Гвоздик слегка пришел в себя, сообразил, что это не капер-адмирал Ройбер, а вполне живой человек. И, разумеется, не грабитель, потому что грабить в этой комнате было нечего.
Дядюшка Юферс тоже справился с удивлением.
– Раз уж вы… гм… вошли, давайте зажжем снова свечку, – ворчливо проговорил он.
– Охотно… Ох, эта шишка на решетке… Прошу прощения…
Свечка зажглась, и опять стало посветлее. Незнакомец оказался молодым и симпатичным, глаза блестели.
– Ай-яй! – воскликнул он. – Это что же? Значит, я попал к папаше Юферсу? А этот молодой человек – ваш племянник? Ради одной такой приятной неожиданности стоило проделать путешествие по крышам, хотя я трижды чуть не съехал на мостовую, что привело бы к очень грустным последствиям…
– Это действительно я, – отвечал дядюшка с некоторым раздражением. – Но вас я, кажется, не имею чести знать…
– Так, и что же вы думаете, я этого не понимаю? – вовсе не обиделся незнакомец. – Разве папаша Юферс мог запомнить всех посетителей своего знаменитого заведения! Однако, если я возьмусь утверждать, что кто-то из моряков не знает хозяина «Долбленой тыквы», так меня поднимут на смех все портовые мальчишки от Порто-Бланко де Маэстра до Мариуполя…
– Увы, бывшего хозяина…
– Я слышал о ваших неприятностях! Кто мог подумать, что судьба окажется к вам бессердечнее, чем рыночный меняла, который дает за один полновесный дукат всего одиннадцать паршивых оловянных пфеннигов!.. Вместо прекрасной «Тыквы» такая, с позволения сказать, скромная квартира…
– Но и вы, кажется, не в карете ездите, – обиделся за дядюшку Гвоздик.
– Мальчик прав! О чем говорить! Кареты у меня не было даже в лучшую пору жизни. Меня утешает лишь то, что вместо кареты я имею маленькую славную шхуну «Милый Дюк», и она…
– «Милый друг»? – переспросил Гвоздик. Ему было уже совсем не страшно и очень интересно. Как-никак приключение.
– «Милый Дюк», юноша. Дюк – это… Хотя сначала я должен объяснить, почему явился в гости столь необычным путем!
– Да уж, сделайте милость, – проворчал папаша Юферс.

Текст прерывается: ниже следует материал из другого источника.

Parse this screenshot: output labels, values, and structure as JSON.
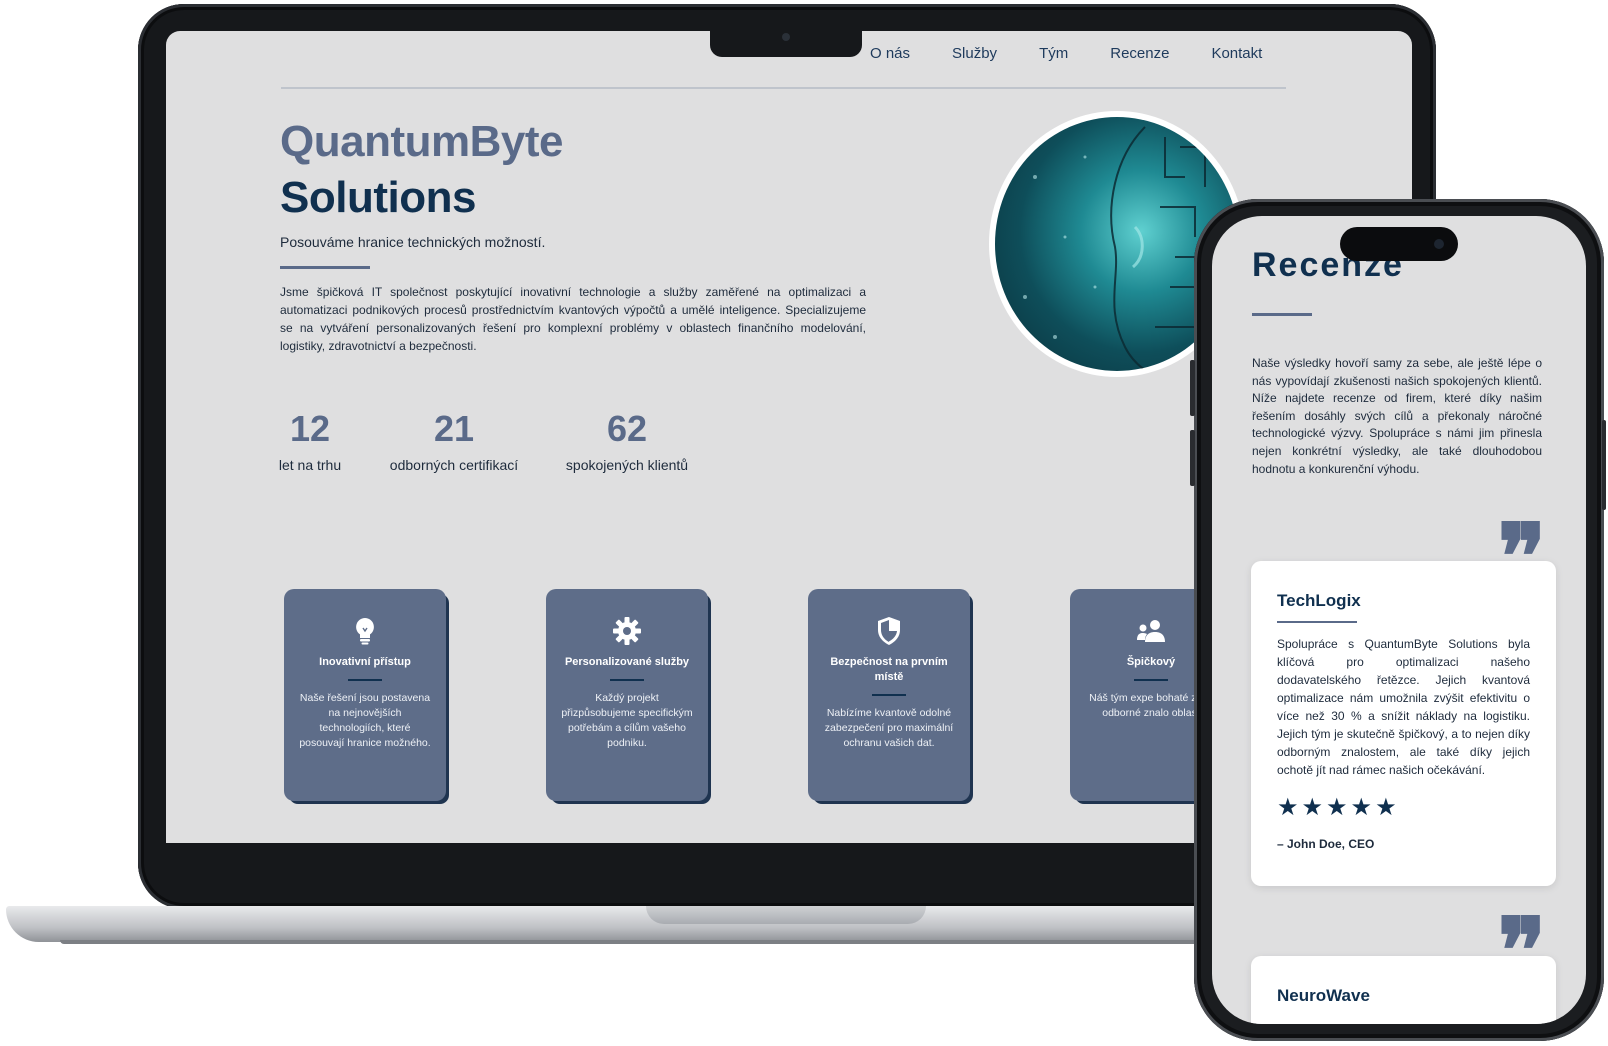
{
  "desktop": {
    "nav": [
      "O nás",
      "Služby",
      "Tým",
      "Recenze",
      "Kontakt"
    ],
    "hero": {
      "title_line1": "QuantumByte",
      "title_line2": "Solutions",
      "tagline": "Posouváme hranice technických možností.",
      "description": "Jsme špičková IT společnost poskytující inovativní technologie a služby zaměřené na optimalizaci a automatizaci podnikových procesů prostřednictvím kvantových výpočtů a umělé inteligence. Specializujeme se na vytváření personalizovaných řešení pro komplexní problémy v oblastech finančního modelování, logistiky, zdravotnictví a bezpečnosti."
    },
    "stats": [
      {
        "number": "12",
        "label": "let na trhu"
      },
      {
        "number": "21",
        "label": "odborných certifikací"
      },
      {
        "number": "62",
        "label": "spokojených klientů"
      }
    ],
    "cards": [
      {
        "icon": "lightbulb-icon",
        "title": "Inovativní přístup",
        "text": "Naše řešení jsou postavena na nejnovějších technologiích, které posouvají hranice možného."
      },
      {
        "icon": "gear-icon",
        "title": "Personalizované služby",
        "text": "Každý projekt přizpůsobujeme specifickým potřebám a cílům vašeho podniku."
      },
      {
        "icon": "shield-icon",
        "title": "Bezpečnost na prvním místě",
        "text": "Nabízíme kvantově odolné zabezpečení pro maximální ochranu vašich dat."
      },
      {
        "icon": "team-icon",
        "title": "Špičkový",
        "text": "Náš tým expe bohaté zkuš odborné znalo oblast"
      }
    ]
  },
  "mobile": {
    "section_title": "Recenze",
    "description": "Naše výsledky hovoří samy za sebe, ale ještě lépe o nás vypovídají zkušenosti našich spokojených klientů. Níže najdete recenze od firem, které díky našim řešením dosáhly svých cílů a překonaly náročné technologické výzvy. Spolupráce s námi jim přinesla nejen konkrétní výsledky, ale také dlouhodobou hodnotu a konkurenční výhodu.",
    "reviews": [
      {
        "company": "TechLogix",
        "text": "Spolupráce s QuantumByte Solutions byla klíčová pro optimalizaci našeho dodavatelského řetězce. Jejich kvantová optimalizace nám umožnila zvýšit efektivitu o více než 30 % a snížit náklady na logistiku. Jejich tým je skutečně špičkový, a to nejen díky odborným znalostem, ale také díky jejich ochotě jít nad rámec našich očekávání.",
        "stars": "★★★★★",
        "rating": 5,
        "author": "– John Doe, CEO"
      },
      {
        "company": "NeuroWave"
      }
    ],
    "quote_glyph": "❞"
  }
}
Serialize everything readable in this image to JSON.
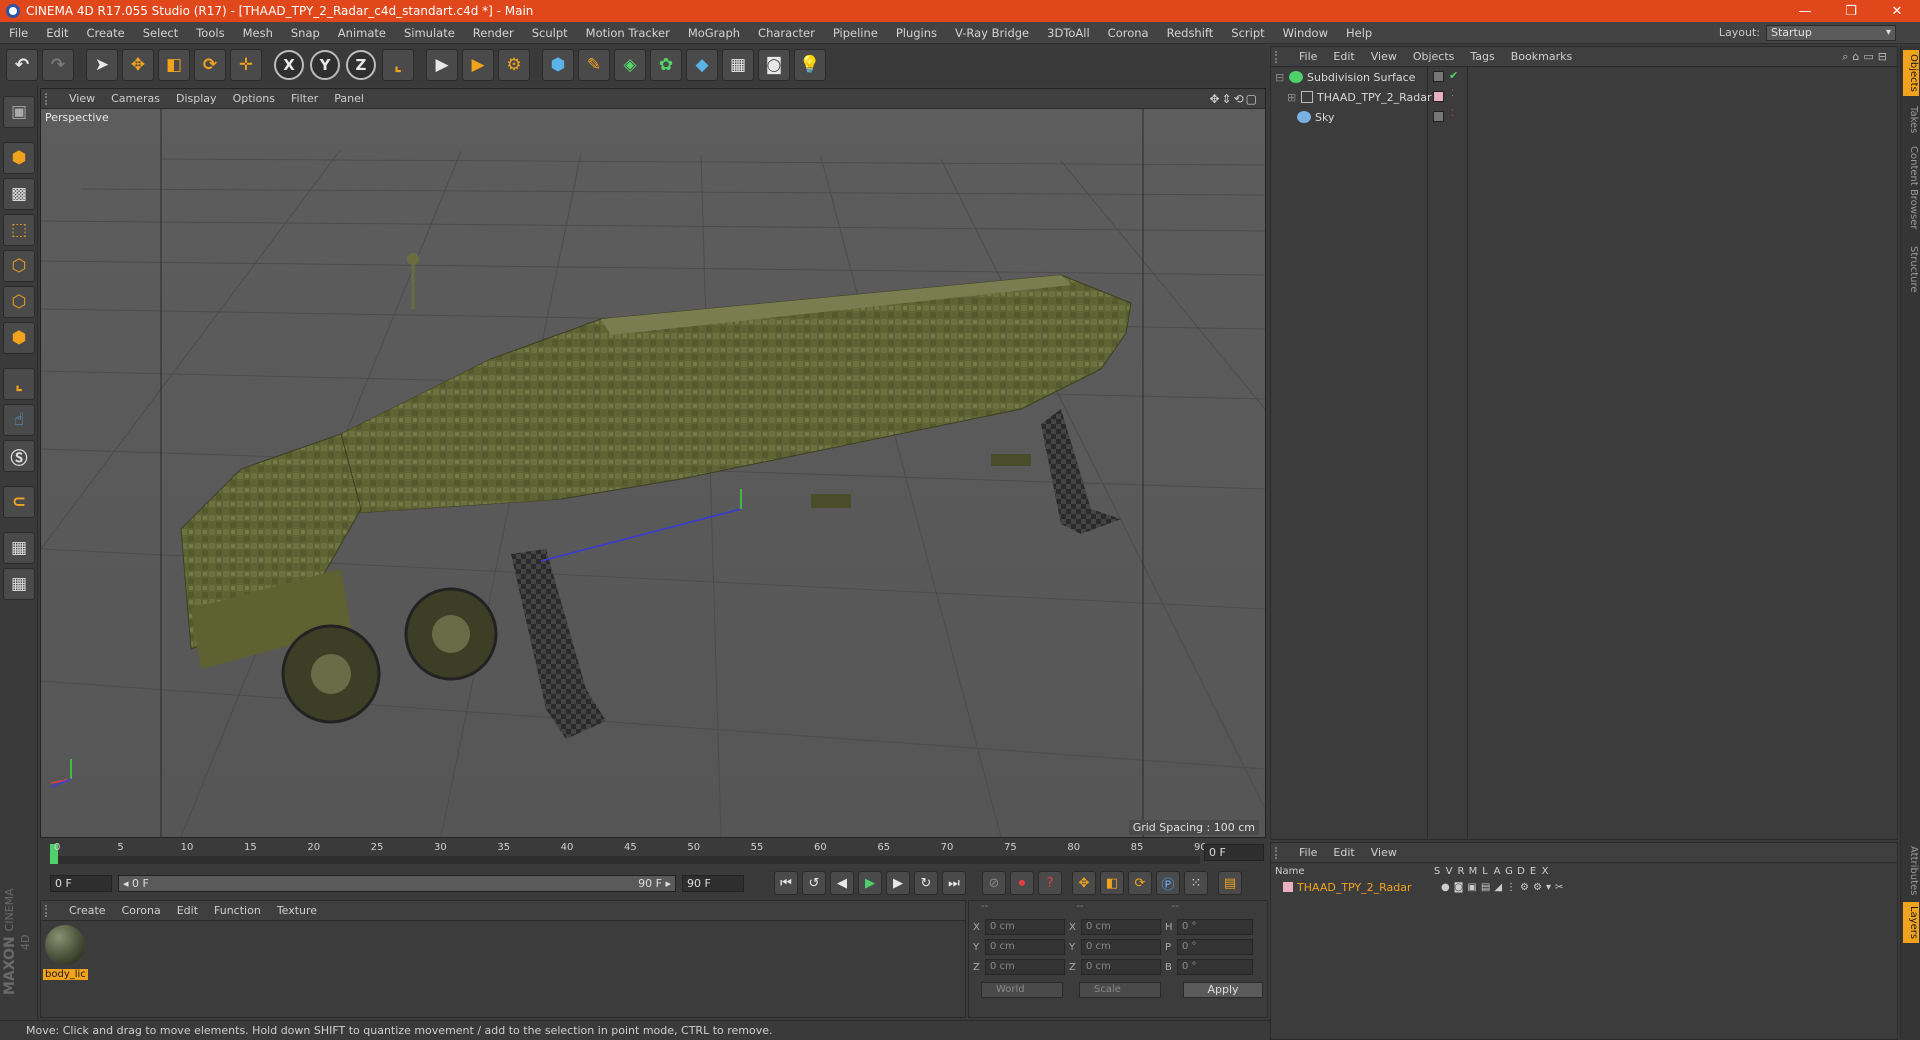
{
  "window": {
    "title": "CINEMA 4D R17.055 Studio (R17) - [THAAD_TPY_2_Radar_c4d_standart.c4d *] - Main",
    "minimize": "—",
    "maximize": "❐",
    "close": "✕"
  },
  "menu": {
    "items": [
      "File",
      "Edit",
      "Create",
      "Select",
      "Tools",
      "Mesh",
      "Snap",
      "Animate",
      "Simulate",
      "Render",
      "Sculpt",
      "Motion Tracker",
      "MoGraph",
      "Character",
      "Pipeline",
      "Plugins",
      "V-Ray Bridge",
      "3DToAll",
      "Corona",
      "Redshift",
      "Script",
      "Window",
      "Help"
    ],
    "layout_label": "Layout:",
    "layout_value": "Startup"
  },
  "toolbar": {
    "axis_x": "X",
    "axis_y": "Y",
    "axis_z": "Z"
  },
  "viewport": {
    "menu": [
      "View",
      "Cameras",
      "Display",
      "Options",
      "Filter",
      "Panel"
    ],
    "label": "Perspective",
    "grid_spacing": "Grid Spacing : 100 cm",
    "nav_icons": "✥⇕⟲▢"
  },
  "timeline": {
    "ticks": [
      "0",
      "5",
      "10",
      "15",
      "20",
      "25",
      "30",
      "35",
      "40",
      "45",
      "50",
      "55",
      "60",
      "65",
      "70",
      "75",
      "80",
      "85",
      "90"
    ],
    "current_frame": "0 F",
    "start_field": "0 F",
    "range_start": "◂ 0 F",
    "range_end": "90 F ▸",
    "end_field": "90 F"
  },
  "material_manager": {
    "menu": [
      "Create",
      "Corona",
      "Edit",
      "Function",
      "Texture"
    ],
    "material_label": "body_lic"
  },
  "coordinates": {
    "headers": [
      "--",
      "--",
      "--"
    ],
    "rows": [
      {
        "a": "X",
        "v1": "0 cm",
        "b": "X",
        "v2": "0 cm",
        "c": "H",
        "v3": "0 °"
      },
      {
        "a": "Y",
        "v1": "0 cm",
        "b": "Y",
        "v2": "0 cm",
        "c": "P",
        "v3": "0 °"
      },
      {
        "a": "Z",
        "v1": "0 cm",
        "b": "Z",
        "v2": "0 cm",
        "c": "B",
        "v3": "0 °"
      }
    ],
    "space": "World",
    "mode": "Scale",
    "apply": "Apply"
  },
  "object_manager": {
    "menu": [
      "File",
      "Edit",
      "View",
      "Objects",
      "Tags",
      "Bookmarks"
    ],
    "objects": [
      {
        "name": "Subdivision Surface"
      },
      {
        "name": "THAAD_TPY_2_Radar"
      },
      {
        "name": "Sky"
      }
    ]
  },
  "layer_manager": {
    "menu": [
      "File",
      "Edit",
      "View"
    ],
    "name_header": "Name",
    "columns": [
      "S",
      "V",
      "R",
      "M",
      "L",
      "A",
      "G",
      "D",
      "E",
      "X"
    ],
    "layer_name": "THAAD_TPY_2_Radar"
  },
  "side_tabs": [
    "Objects",
    "Takes",
    "Content Browser",
    "Structure"
  ],
  "side_tabs_bottom": [
    "Attributes",
    "Layers"
  ],
  "status": "Move: Click and drag to move elements. Hold down SHIFT to quantize movement / add to the selection in point mode, CTRL to remove.",
  "logo": {
    "brand": "MAXON",
    "product": "CINEMA 4D"
  },
  "colors": {
    "accent": "#f2a31e",
    "titlebar": "#e0471a",
    "panel": "#3c3c3c",
    "viewport": "#5a5a5a"
  }
}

– Я шел по улице адмирала Ансона и высматривал наемный экипаж, чтобы поехать за город, где в одной уютной бухточке стоит мое судно. Так хотелось встретить праздник в кругу славных товарищей и вспомнить за дружеским столом хорошие времена. Казалось бы, кому это может помешать? Так нет же, три джентльмена в полицейской форме разглядели меня у освещенной витрины и проявили странное желание вступить в беседу. Я совсем не хотел отнимать время у этих славных людей, которым давно уже полагалось быть дома и рассказывать своим детям под елкой трогательные рождественские истории! Чтобы не затруднять этих господ, я ускорил шаги, а они – тоже. И как-то незаметно мы перешли на рысь, а потом и на размашистый бег. Мало того, одному из этих джентльменов пришло в голову достать свой револьвер и на бегу выпалить в воздух. Скорее всего, этот приветливый господин хотел порадовать меня и своих коллег праздничным салютом. Но мне досталась от мамы крайняя нервная возбудимость, и я решил продолжить свой путь уже не по мостовой, а по крышам. С детства люблю крыши, и ни один дворник не мог поймать меня среди труб и чердаков моего родного города, где я не был уже восемь лет… Прошу прощения, господа, воспоминания детства всегда отвлекают меня… Увы, на сей раз я не учел, что имею дело с профессионалами. Верные своему долгу слуги закона проворно следовали за мной по крышам портового квартала. Вы скажете: что было делать? Правильно! Я стал искать спасительную печную трубу. Но все жители старого доброго Гульстауна сидели у семейных очагов, и горячий дым возносился из каждой трубы. Мне и так предстоит жариться в преисподней за многие неблаговидные поступки, и я совсем не хотел торопить события. И наконец, увидев трубу, над которой дыма не было, я возблагодарил судьбу и… вот… право, господа, я не имел желания кого-нибудь беспокоить визитом. «Это, – решил я, – труба сушильной печи на складе, которая погашена, поскольку все встречают праздник. А в пакгаузе, среди тысяч тюков и бочек я отсижусь, пока не стихнет этот неприличный шум, и аккуратно выберусь наружу…» Еще раз приношу свои извинения вам, господин Юферс, и вам, молодой человек…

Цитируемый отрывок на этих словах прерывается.